Towards A Rigorous Science of Interpretable Machine Learning
The increasing ubiquity of ML systems necessitates not only a strong focus on task performance but also attention to auxiliary criteria such as safety, nondiscrimination, technical debt, and the right to explanation. The paper by Doshi-Velez and Kim seeks to address the significant yet often elusive concept of interpretability in ML, proposing a path towards its rigorous definition and evaluation.
Conceptualizing Interpretability
To begin with, the authors define interpretability as the ability of an ML system to explain or present its reasoning in understandable terms to a human. This definition serves as a foundation for exploring interpretability's role in confirming other essential ML system desiderata, such as fairness, privacy, robustness, and trust.

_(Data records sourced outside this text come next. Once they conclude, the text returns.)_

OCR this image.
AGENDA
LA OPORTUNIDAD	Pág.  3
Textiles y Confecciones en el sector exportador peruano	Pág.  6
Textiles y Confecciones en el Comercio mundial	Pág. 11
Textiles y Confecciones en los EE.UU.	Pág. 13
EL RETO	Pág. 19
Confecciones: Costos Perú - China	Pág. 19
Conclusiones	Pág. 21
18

The paper identifies that interpretability often serves to bridge the gap left by incomplete problem formalizations in various domains like scientific understanding, safety, and ethics. Unlike uncertainty which can be quantified, incompleteness presents challenges that necessitate interpretability for qualitative verification and validation.

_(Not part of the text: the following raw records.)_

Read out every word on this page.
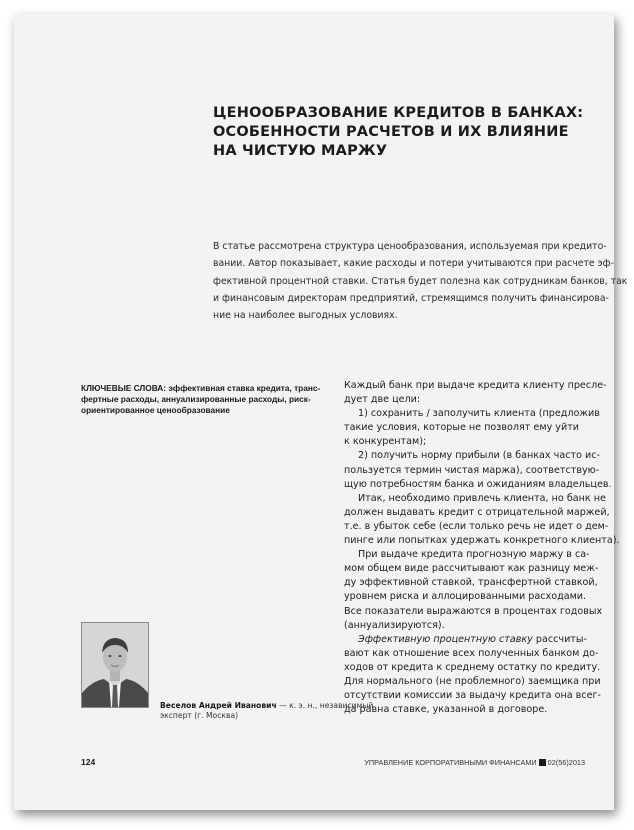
ЦЕНООБРАЗОВАНИЕ КРЕДИТОВ В БАНКАХ:
ОСОБЕННОСТИ РАСЧЕТОВ И ИХ ВЛИЯНИЕ
НА ЧИСТУЮ МАРЖУ
В статье рассмотрена структура ценообразования, используемая при кредито-
вании. Автор показывает, какие расходы и потери учитываются при расчете эф-
фективной процентной ставки. Статья будет полезна как сотрудникам банков, так
и финансовым директорам предприятий, стремящимся получить финансирова-
ние на наиболее выгодных условиях.
КЛЮЧЕВЫЕ СЛОВА: эффективная ставка кредита, транс-
фертные расходы, аннуализированные расходы, риск-
ориентированное ценообразование
Каждый банк при выдаче кредита клиенту пресле-
дует две цели:
1) сохранить / заполучить клиента (предложив
такие условия, которые не позволят ему уйти
к конкурентам);
2) получить норму прибыли (в банках часто ис-
пользуется термин чистая маржа), соответствую-
щую потребностям банка и ожиданиям владельцев.
Итак, необходимо привлечь клиента, но банк не
должен выдавать кредит с отрицательной маржей,
т.е. в убыток себе (если только речь не идет о дем-
пинге или попытках удержать конкретного клиента).
При выдаче кредита прогнозную маржу в са-
мом общем виде рассчитывают как разницу меж-
ду эффективной ставкой, трансфертной ставкой,
уровнем риска и аллоцированными расходами.
Все показатели выражаются в процентах годовых
(аннуализируются).
Эффективную процентную ставку рассчиты-
вают как отношение всех полученных банком до-
ходов от кредита к среднему остатку по кредиту.
Для нормального (не проблемного) заемщика при
отсутствии комиссии за выдачу кредита она всег-
да равна ставке, указанной в договоре.
Веселов Андрей Иванович — к. э. н., независимый
эксперт (г. Москва)
124	УПРАВЛЕНИЕ КОРПОРАТИВНЫМИ ФИНАНСАМИ 02(56)2013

Scenarios Advocating Interpretability
The paper delineates specific scenarios where interpretability is crucial, driven by the presence of incompleteness. These include:
- Scientific Understanding: When the goal is knowledge acquisition, interpretability facilitates explanations that translate into knowledge.

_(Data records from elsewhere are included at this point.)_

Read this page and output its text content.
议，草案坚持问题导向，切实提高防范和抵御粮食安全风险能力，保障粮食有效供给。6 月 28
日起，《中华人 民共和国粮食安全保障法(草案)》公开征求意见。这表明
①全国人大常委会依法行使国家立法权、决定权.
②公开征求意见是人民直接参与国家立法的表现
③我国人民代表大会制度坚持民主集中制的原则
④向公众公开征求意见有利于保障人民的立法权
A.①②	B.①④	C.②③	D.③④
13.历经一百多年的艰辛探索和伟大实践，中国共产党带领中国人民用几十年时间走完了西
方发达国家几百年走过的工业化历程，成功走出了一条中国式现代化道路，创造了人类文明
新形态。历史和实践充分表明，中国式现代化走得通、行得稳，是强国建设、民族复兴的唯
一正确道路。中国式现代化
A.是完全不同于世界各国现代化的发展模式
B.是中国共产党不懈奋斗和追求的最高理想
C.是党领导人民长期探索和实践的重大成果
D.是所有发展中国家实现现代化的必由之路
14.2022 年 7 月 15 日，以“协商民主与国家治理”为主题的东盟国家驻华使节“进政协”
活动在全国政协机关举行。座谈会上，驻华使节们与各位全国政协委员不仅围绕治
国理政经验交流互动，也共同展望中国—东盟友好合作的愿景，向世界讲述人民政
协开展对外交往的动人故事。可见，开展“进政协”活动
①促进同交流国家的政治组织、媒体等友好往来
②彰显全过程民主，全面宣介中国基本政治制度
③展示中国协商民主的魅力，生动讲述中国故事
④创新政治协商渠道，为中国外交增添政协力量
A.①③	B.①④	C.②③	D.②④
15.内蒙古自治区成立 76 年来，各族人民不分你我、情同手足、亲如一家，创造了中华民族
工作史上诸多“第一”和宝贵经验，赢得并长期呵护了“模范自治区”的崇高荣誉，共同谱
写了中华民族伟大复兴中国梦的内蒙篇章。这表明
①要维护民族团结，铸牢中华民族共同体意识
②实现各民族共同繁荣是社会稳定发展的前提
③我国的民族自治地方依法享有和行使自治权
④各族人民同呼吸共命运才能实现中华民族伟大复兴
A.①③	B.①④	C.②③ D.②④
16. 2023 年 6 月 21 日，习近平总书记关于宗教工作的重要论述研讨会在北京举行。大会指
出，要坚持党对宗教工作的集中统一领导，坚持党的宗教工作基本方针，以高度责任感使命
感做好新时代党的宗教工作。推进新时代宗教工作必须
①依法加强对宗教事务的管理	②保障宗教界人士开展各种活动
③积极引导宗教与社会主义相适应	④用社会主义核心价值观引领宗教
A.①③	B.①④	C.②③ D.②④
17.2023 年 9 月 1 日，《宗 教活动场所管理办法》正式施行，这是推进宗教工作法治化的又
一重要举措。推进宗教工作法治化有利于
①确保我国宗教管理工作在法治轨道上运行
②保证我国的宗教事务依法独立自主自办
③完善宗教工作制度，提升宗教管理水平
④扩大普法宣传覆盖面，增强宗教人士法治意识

- Safety: For complex systems (e.g., semi-autonomous vehicles), comprehensive testing is impractical, and interpretability enables verifying safety through understandable reasoning.
- Ethics: Various discrimination concerns that cannot be fully encoded in systems necessitate interpretable models to identify and address biases.
- Mismatched Objectives: When optimizing a surrogate objective, interpretability helps ensure the surrogate aligns well with the ultimate goal.
- Multi-objective Trade-offs: In scenarios like privacy versus prediction quality trade-offs, interpretability helps understand and navigate competing objectives.
A Taxonomic Approach to Evaluate Interpretability
Doshi-Velez and Kim propose a taxonomy for evaluating interpretability, aligned with an ML evaluation framework:
- Application-grounded Evaluation: Real-world tasks and domain-expert evaluations validate interpretability. This method directly corresponds with the target application, ensuring practical relevance.
- Human-grounded Metrics: Simplified tasks conducted with lay humans to gauge the general qualities of explanations. While less resource-intensive, it offers insights into general interpretability.
- Functionally-grounded Evaluation: No human experiments involved; it uses proxies such as sparsity or model transparency to evaluate interpretability. This is most suitable for preliminary methods that require further human-grounded validation.
Open Questions and Future Directions
Addressing the critical need for systematic interpretability assessments, the paper identifies several open problems requiring further exploration:
- Identification of Proxies: Determining the most suitable proxies for interpretability across different applications.
- Designing Simplified Tasks: Creating human-grounded tasks that retain essential aspects of real-world applications.
- Characterizing Proxies: Defining proxies for explanation quality based on human evaluation elements.
The authors suggest a data-driven approach for discovering factors affecting interpretability such as global vs. local needs, severity and area of incompleteness, time constraints, and user expertise. They advocate constructing a matrix correlating real-world tasks and methods to discover latent dimensions of interpretability.
Methodological Considerations
A significant part of the discourse is focused on hypothesizing latent dimensions of interpretability both from task-related and method-related perspectives. Each potential factor is explored for its implications in real-world scenarios and simplified human experiments.
Recommendations for Researchers
The culmination of this work is a set of guiding principles for researchers in the domain of interpretable ML:
- Alignment of Claims and Evaluation: Ensuring specific application-related claims are matched with appropriate evaluative methods.
- Structured Taxonomies: Using common taxonomies to describe and compare interpretability-related research.
In conclusion, Doshi-Velez and Kim’s paper provides a foundational framework for moving towards a rigorous science of interpretable machine learning. By addressing the need for interpretability through structural definitions, evaluative approaches, and open questions, it significantly contributes to aligning ML advancements with broader societal and operational requirements. This work sets the stage for future research to refine and expand the evaluative criteria, enabling the deployment of ML systems that are not only efficient but also transparent and reliable.